Without her hearing she could guess it was a broken tune, a tune that rippled and reminded her of the time she spent every noon. Somewhere in the distance Akari swore she could hear the sound of her son singing the same lullaby like every year. With every fading thought released into the soft tears she relinquished like her mind. His voice and her son's gleeful cries echoed to her through the misted time. Its gentle melody surrounds her and pulls her away from reality. Akari finally understood peace, and that in the silence she went and released. Time would change slowly but with every war she held within her mind she released the time into the afterlife. With them, the final wish she asked for was given. Her son's bright smile never could be forgotten, and the gentle embrace of a warrior forgiven. Akari turned around to see the kind soul. Sitting with her body that was still completely whole. With a soft bow to her she took her son's hand walking forwards to another land…

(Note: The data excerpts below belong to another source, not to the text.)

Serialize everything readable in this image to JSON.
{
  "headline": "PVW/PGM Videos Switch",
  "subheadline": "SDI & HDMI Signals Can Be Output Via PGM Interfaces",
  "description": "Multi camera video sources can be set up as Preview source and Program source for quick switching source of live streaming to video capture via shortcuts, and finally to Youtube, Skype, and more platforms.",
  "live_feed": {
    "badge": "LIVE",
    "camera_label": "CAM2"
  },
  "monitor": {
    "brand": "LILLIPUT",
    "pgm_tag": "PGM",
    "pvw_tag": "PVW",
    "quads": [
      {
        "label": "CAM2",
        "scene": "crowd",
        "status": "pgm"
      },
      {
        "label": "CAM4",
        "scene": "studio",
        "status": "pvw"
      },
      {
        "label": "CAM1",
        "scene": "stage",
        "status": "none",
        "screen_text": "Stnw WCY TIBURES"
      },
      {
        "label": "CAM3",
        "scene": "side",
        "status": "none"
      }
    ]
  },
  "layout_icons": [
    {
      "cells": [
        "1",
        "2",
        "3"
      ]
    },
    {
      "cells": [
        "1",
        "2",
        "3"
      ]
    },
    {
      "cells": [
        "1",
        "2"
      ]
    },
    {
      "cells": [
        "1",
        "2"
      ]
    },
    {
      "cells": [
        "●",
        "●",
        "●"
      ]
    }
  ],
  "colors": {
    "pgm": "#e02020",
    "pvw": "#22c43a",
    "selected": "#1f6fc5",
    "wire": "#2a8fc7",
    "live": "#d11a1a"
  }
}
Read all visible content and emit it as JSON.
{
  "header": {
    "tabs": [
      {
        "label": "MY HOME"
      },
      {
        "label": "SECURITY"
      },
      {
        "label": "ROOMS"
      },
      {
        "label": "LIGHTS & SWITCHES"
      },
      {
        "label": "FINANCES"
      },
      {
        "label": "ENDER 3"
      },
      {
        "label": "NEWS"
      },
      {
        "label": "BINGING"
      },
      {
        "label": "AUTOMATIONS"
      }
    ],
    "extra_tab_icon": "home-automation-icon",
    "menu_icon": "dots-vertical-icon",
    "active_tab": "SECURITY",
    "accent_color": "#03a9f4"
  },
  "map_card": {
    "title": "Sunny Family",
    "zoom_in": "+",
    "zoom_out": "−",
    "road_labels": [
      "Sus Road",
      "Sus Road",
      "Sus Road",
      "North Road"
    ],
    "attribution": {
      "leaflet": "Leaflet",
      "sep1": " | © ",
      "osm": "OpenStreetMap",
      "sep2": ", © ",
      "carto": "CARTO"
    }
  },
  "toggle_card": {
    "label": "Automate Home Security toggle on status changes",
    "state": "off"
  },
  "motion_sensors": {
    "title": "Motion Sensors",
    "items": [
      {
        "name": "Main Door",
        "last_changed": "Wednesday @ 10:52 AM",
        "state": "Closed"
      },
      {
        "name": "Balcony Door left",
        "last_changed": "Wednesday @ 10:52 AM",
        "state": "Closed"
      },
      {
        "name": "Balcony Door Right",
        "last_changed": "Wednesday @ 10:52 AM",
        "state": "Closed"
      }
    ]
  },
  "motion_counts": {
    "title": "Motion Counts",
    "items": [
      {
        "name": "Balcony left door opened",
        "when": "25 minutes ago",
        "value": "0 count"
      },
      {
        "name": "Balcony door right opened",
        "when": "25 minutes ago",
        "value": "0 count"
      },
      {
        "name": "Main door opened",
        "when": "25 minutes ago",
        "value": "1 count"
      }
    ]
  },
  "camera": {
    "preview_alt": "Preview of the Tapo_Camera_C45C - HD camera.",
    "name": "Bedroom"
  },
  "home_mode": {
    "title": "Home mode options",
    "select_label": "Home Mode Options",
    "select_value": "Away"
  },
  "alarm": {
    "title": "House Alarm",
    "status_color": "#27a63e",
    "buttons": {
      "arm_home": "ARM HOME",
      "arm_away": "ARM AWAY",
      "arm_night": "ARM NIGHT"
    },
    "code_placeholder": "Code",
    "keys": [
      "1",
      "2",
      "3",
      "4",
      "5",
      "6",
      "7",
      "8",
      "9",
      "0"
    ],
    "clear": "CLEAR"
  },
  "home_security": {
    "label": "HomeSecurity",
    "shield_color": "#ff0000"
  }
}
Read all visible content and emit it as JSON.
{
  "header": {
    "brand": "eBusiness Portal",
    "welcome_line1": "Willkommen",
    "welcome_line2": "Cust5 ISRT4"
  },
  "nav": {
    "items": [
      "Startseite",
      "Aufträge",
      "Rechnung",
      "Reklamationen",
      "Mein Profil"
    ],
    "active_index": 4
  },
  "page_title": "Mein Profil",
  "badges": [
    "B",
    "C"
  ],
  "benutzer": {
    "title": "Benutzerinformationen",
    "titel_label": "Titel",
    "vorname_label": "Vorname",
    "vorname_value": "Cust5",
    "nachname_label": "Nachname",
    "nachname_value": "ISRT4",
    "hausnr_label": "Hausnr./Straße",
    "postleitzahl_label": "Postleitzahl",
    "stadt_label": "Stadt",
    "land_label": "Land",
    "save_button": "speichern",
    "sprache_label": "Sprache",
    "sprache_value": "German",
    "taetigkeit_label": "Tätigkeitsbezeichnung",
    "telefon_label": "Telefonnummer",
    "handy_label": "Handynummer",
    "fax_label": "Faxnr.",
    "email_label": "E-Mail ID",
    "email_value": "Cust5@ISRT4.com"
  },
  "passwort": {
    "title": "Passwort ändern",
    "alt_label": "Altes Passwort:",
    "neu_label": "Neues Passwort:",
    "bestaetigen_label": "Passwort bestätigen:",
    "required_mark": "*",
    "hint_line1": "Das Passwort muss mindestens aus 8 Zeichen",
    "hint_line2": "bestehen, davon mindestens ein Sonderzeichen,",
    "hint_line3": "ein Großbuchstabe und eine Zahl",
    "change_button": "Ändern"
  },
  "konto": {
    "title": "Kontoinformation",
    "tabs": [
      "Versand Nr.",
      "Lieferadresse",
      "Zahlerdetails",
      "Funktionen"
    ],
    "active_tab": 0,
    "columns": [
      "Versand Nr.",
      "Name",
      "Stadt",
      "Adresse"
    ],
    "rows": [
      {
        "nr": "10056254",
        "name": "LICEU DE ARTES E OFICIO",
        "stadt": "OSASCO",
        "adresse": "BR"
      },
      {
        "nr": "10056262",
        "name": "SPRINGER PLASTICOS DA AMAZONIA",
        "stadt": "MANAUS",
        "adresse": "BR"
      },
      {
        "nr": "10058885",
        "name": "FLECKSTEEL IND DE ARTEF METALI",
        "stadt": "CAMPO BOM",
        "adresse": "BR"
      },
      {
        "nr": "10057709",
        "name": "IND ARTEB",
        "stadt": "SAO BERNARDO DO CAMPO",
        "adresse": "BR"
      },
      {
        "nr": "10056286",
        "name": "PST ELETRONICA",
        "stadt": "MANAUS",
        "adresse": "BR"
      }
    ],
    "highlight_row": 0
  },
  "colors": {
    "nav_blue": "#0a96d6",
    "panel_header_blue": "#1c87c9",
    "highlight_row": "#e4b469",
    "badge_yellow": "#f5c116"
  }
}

The kind soul kelt there looking down at Akari with a peaceful smile. In the end she got what she wished with her broken heart and lonely soul. Maybe in the afterlife they would meet again and she would become whole. In some strange way the kind soul could feel Akari like she was whole. Standing tall she bowed to her in a feeling that felt like she knew. Maybe Akari could see her and thanked her too. Slowly she turned away to see her friends again. Spread the news of her passing to the shrine and to place a memorial for the love she had.

In memory of Akari the kind soul worked with people across the town. A statue was made from the ground. When it rained it wept like she did. Her peaceful gaze was set to the bridge where maybe her soulful children would meet. Echoing the rejoice and sadness the rain brought her when she felt so bleak. Some question why it cries, maybe the kami heard her for one final time. Maybe it's a final blessing for the years that past, and the time she spent raising a child only for it to never last. Forever she would be with them even when times ran thin. For a mothers love is wide and far until it meets the rim.

Everyday she’d visit their graves,

weeping to set them free of the word they were locked in.
Asking that they always survived,
begging for them to be free and alive.
Wishing to see her son again,
maybe then she'd finally find love to regain.
Sometimes in the silence of the night.
She would bow to the kami in lantern fire,
but the kami would hear her cries,
and they could only tell her lies.
One night, in a moons light.
The maiden stumbled down,
breath heavy as she hit the ground.
For every breath she took,
the earth shook.
Finally the kami would listen,
to the prayers the maiden had written.